La conclusion est qu’il faut, dans son intérêt même, ne pas laisser plus longtemps « un ministre du roi en spectacle aux yeux de la cour, de la ville et des étrangers, dans un poste qu’il avilit par son peu de capacité, par ses travaux et par les ridicules qu’il s’est donnés… Le feu roi (dit le mémoire en terminant, et à défaut de signature, cet appel à un souvenir de Louis XIV en tiendrait lieu), regardait cette place avec raison comme la première du ministère et comme celle qui exigeait le plus de connaissances et de supériorité de génie : et je me suis persuadé qu’on ne peut mieux parler à Votre Majesté qu’en empruntant les expressions de son illustre bisaïeul[1]. »

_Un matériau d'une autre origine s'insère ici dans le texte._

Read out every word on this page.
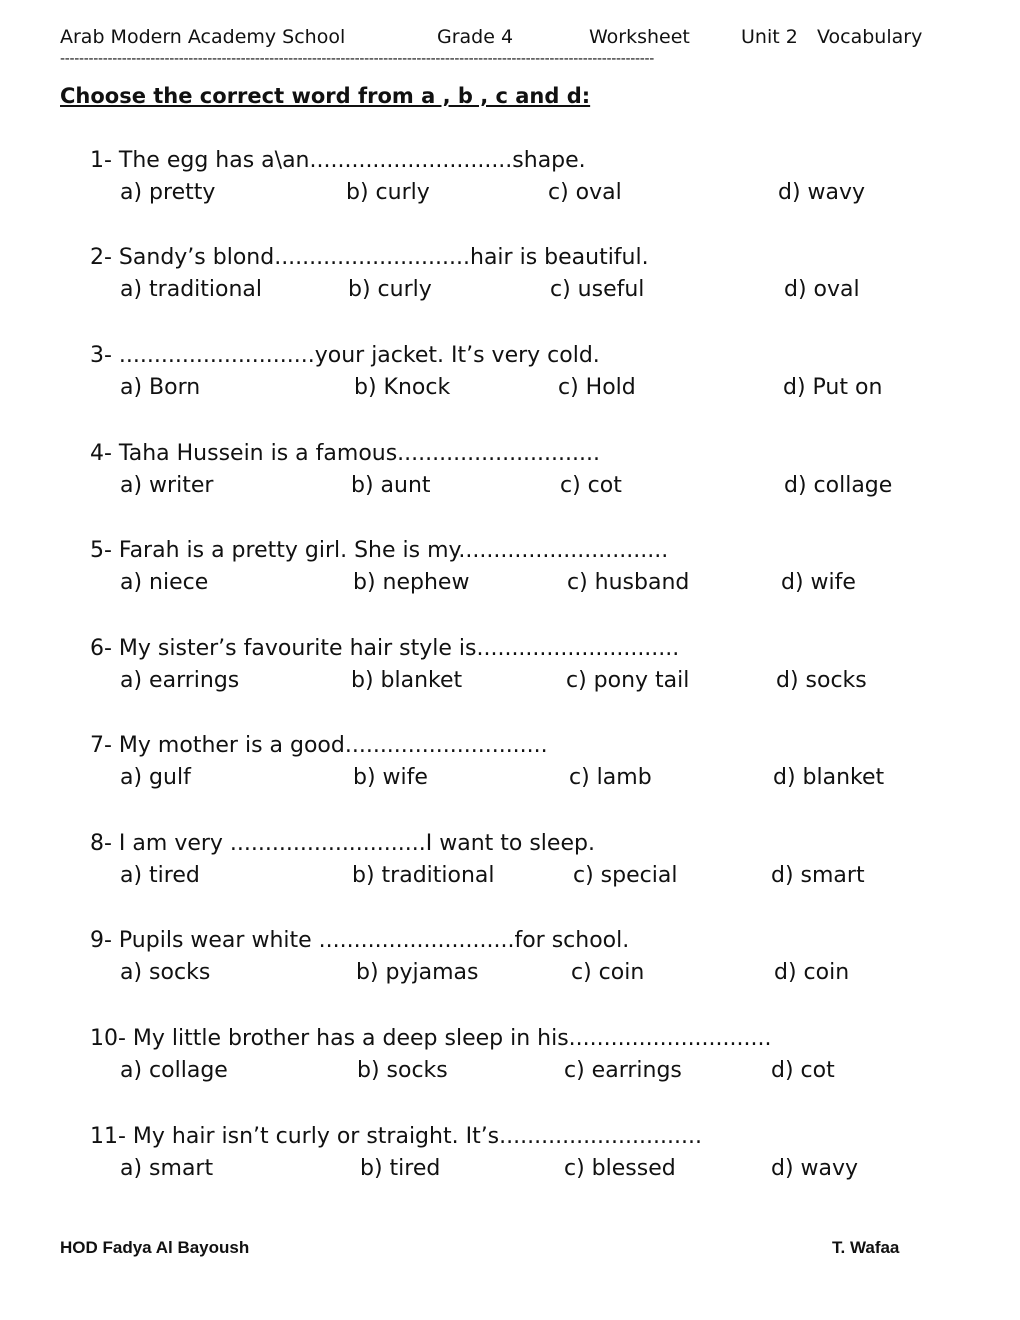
Arab Modern Academy School	Grade 4	Worksheet	Unit 2 Vocabulary
-----------------------------------------------------------------------------------------------------------------------------
Choose the correct word from a , b , c and d:
1- The egg has a\an.............................shape.
a) pretty	b) curly	c) oval	d) wavy
2- Sandy’s blond............................hair is beautiful.
a) traditional	b) curly	c) useful	d) oval
3- ............................your jacket. It’s very cold.
a) Born	b) Knock	c) Hold	d) Put on
4- Taha Hussein is a famous.............................
a) writer	b) aunt	c) cot	d) collage
5- Farah is a pretty girl. She is my..............................
a) niece	b) nephew	c) husband	d) wife
6- My sister’s favourite hair style is.............................
a) earrings	b) blanket	c) pony tail	d) socks
7- My mother is a good.............................
a) gulf	b) wife	c) lamb	d) blanket
8- I am very ............................I want to sleep.
a) tired	b) traditional	c) special	d) smart
9- Pupils wear white ............................for school.
a) socks	b) pyjamas	c) coin	d) coin
10- My little brother has a deep sleep in his.............................
a) collage	b) socks	c) earrings	d) cot
11- My hair isn’t curly or straight. It’s.............................
a) smart	b) tired	c) blessed	d) wavy
HOD Fadya Al Bayoush	T. Wafaa
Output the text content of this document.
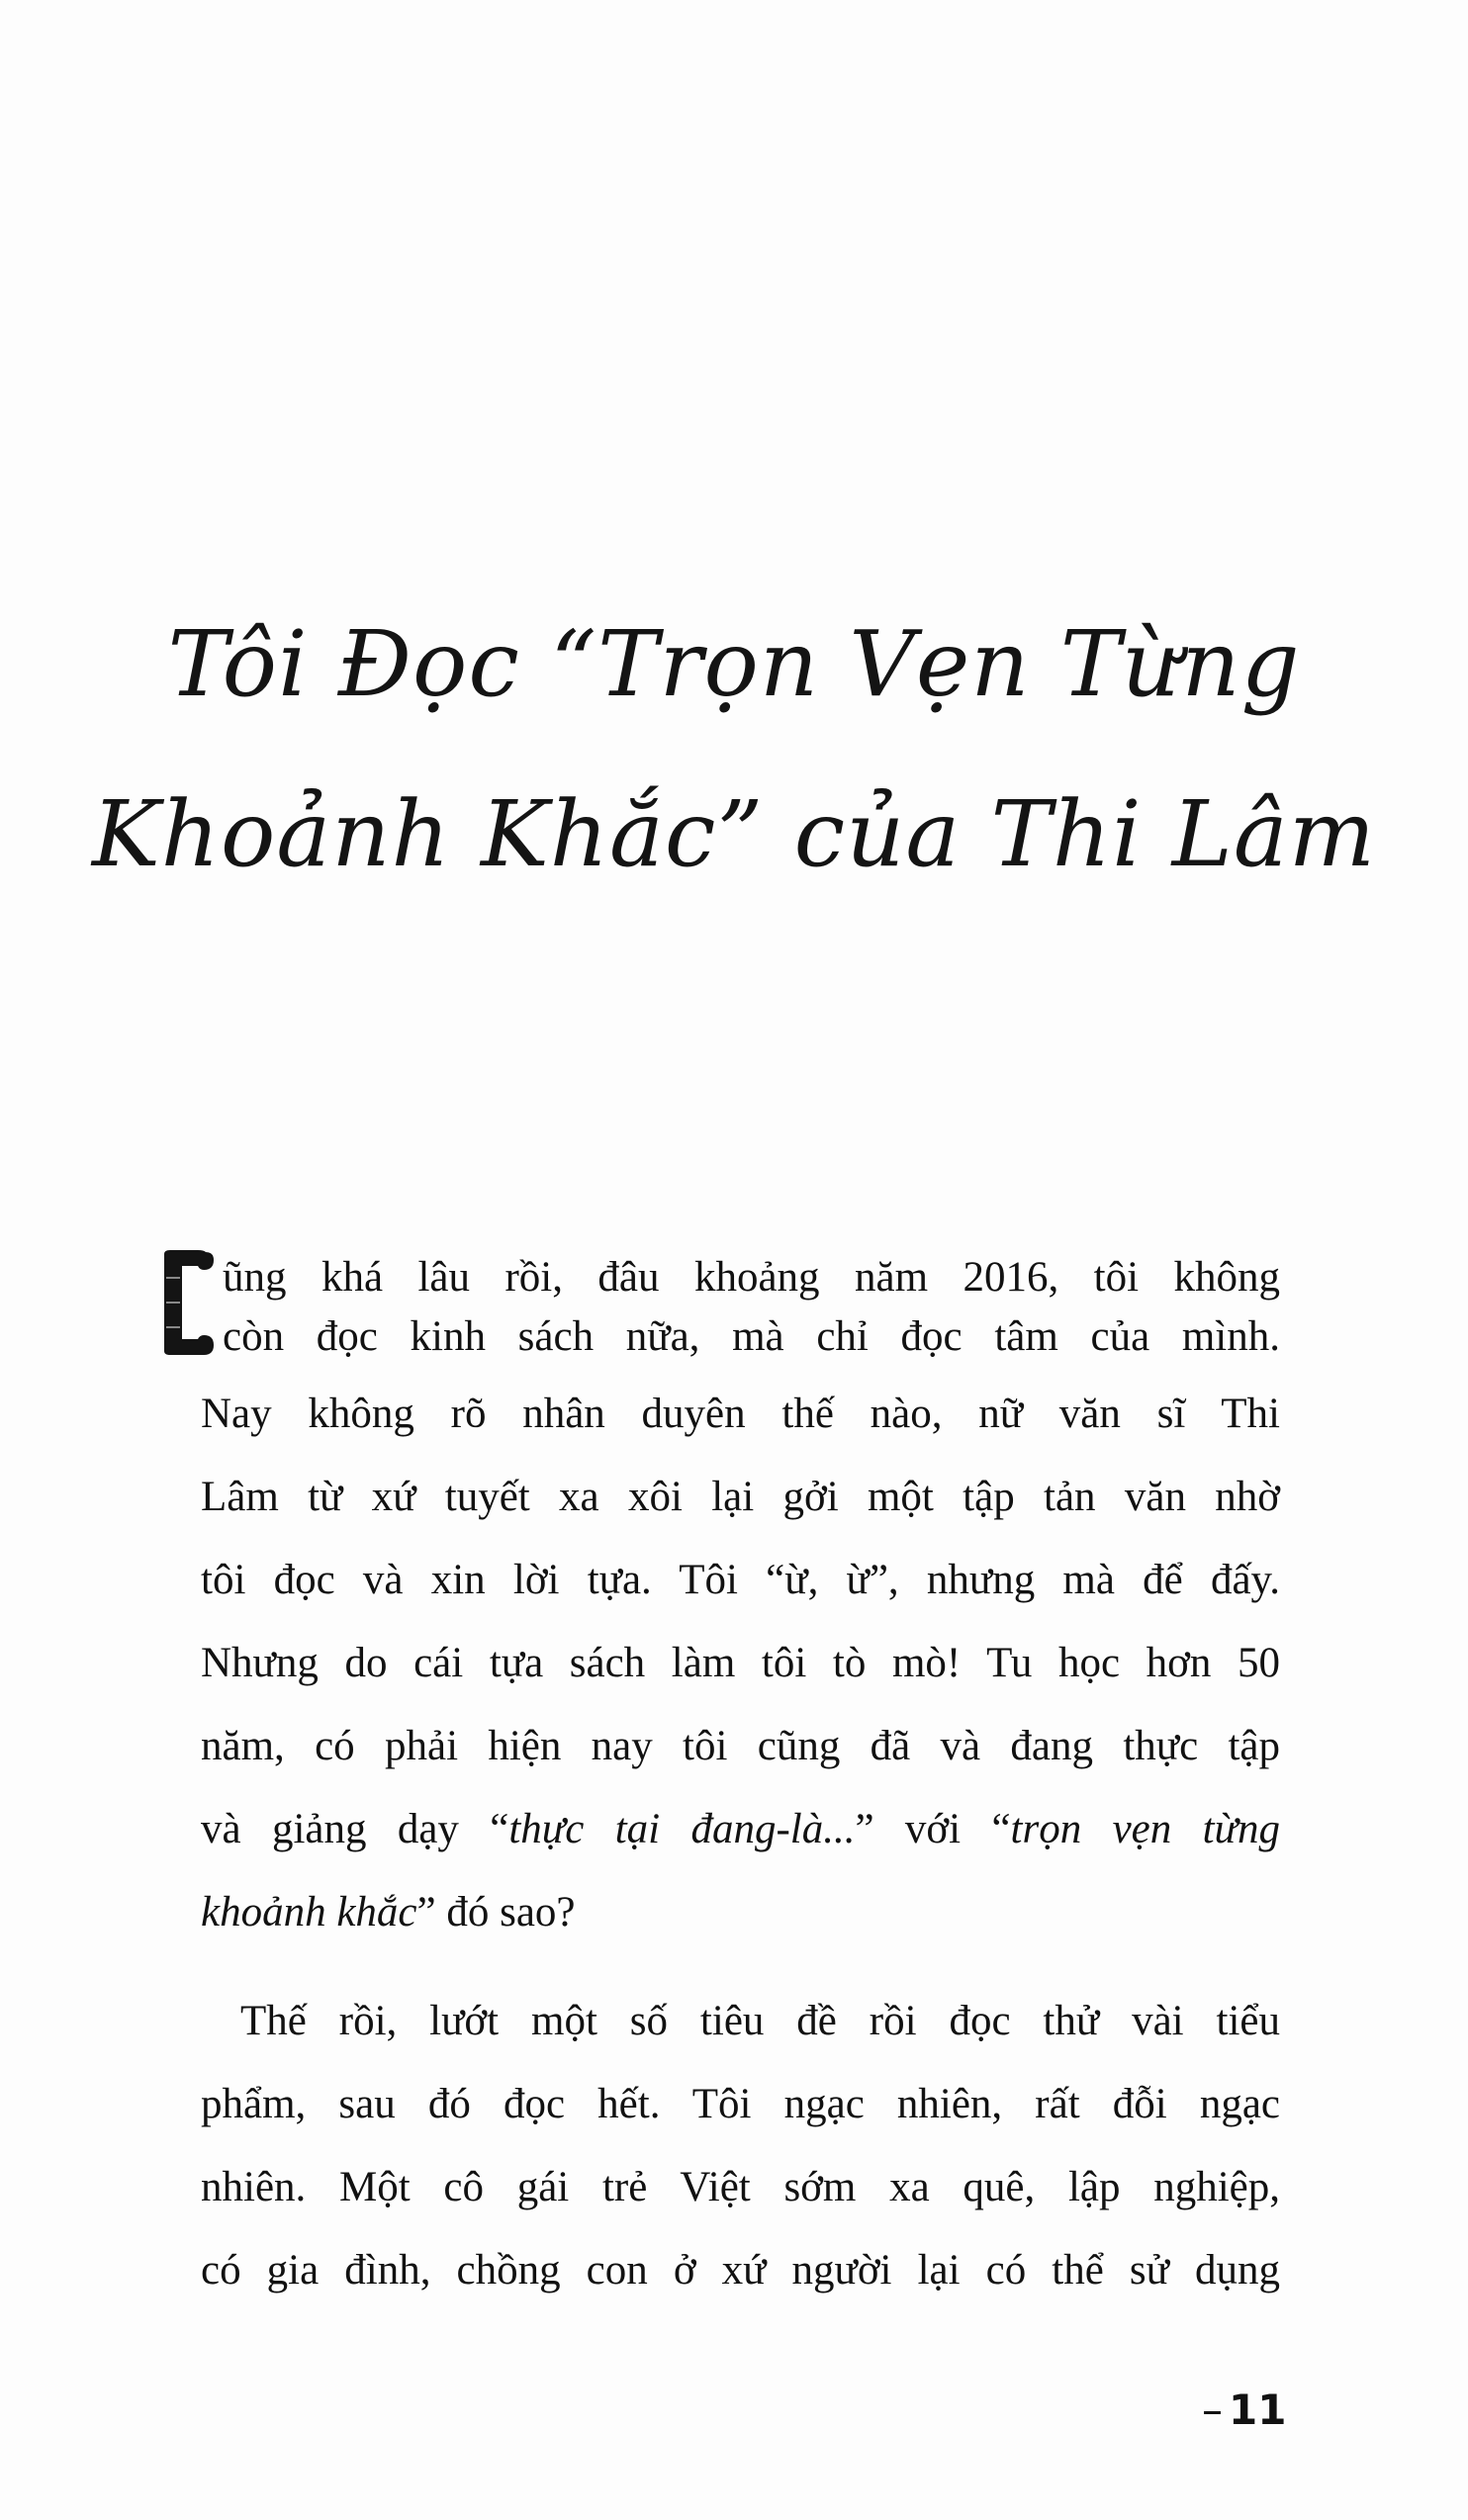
Tôi Đọc “Trọn Vẹn Từng
Khoảnh Khắc” của Thi Lâm
ũng khá lâu rồi, đâu khoảng năm 2016, tôi không
còn đọc kinh sách nữa, mà chỉ đọc tâm của mình.
Nay không rõ nhân duyên thế nào, nữ văn sĩ Thi
Lâm từ xứ tuyết xa xôi lại gởi một tập tản văn nhờ
tôi đọc và xin lời tựa. Tôi “ừ, ừ”, nhưng mà để đấy.
Nhưng do cái tựa sách làm tôi tò mò! Tu học hơn 50
năm, có phải hiện nay tôi cũng đã và đang thực tập
và giảng dạy “thực tại đang-là...” với “trọn vẹn từng
khoảnh khắc” đó sao?
Thế rồi, lướt một số tiêu đề rồi đọc thử vài tiểu
phẩm, sau đó đọc hết. Tôi ngạc nhiên, rất đỗi ngạc
nhiên. Một cô gái trẻ Việt sớm xa quê, lập nghiệp,
có gia đình, chồng con ở xứ người lại có thể sử dụng
– 11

Contre tant d’efforts réunis et tant de haines accumulées, quelle protection efficace le ministre, ainsi pris de toute part à partie, aurait-il pu encore invoquer ? Une seule peut-être : celle du roi de Prusse, qui la lui devait assurément, sinon par amitié ou par reconnaissance, au moins par intérêt et pour ne pas laisser sortir du conseil de Louis. XV le seul des anciens partisans de l’alliance prussienne qui n’en fût pas dégoûté. Aussi lorsque, tout à fait à la dernière heure, d’Argenson prit enfin l’alarme et vit ce qui se tramait autour de lui, ce fut de ce côté qu’instinctivement il se décida à chercher un appui. Une occasion se présentait naturellement pour Frédéric de lui tendre une main secourable, et ce n’eût été que la récompense d’un nouveau service qui lui était rendu. Un traité d’alliance défensive était négocié et presque conclu entre la Prusse et la Suède pour préserver l’une et l’autre de ces deux puissances contre le voisinage dangereux de la Russie. Le ministre de France à Stockholm avait activement travaillé à amener ce résultat, auquel Frédéric (inquiet comme il l’était toujours de la sécurité de sa frontière septentrionale) attachait beaucoup de prix. Pour vaincre la résistance de la diète suédoise, la France consentait non-seulement à renouveler, mais à accroître les subsides qu’elle donnait de longue date aux héritiers de Gustave-Adolphe. En échange de ce sacrifice d’argent, on ne réclamait qu’une seule chose, c’était que le traité,

  1. Mémoire présenté au roi par le maréchal de Noailles, le 15 décembre 1746. — Rousset, t. II, p. 252 et suiv.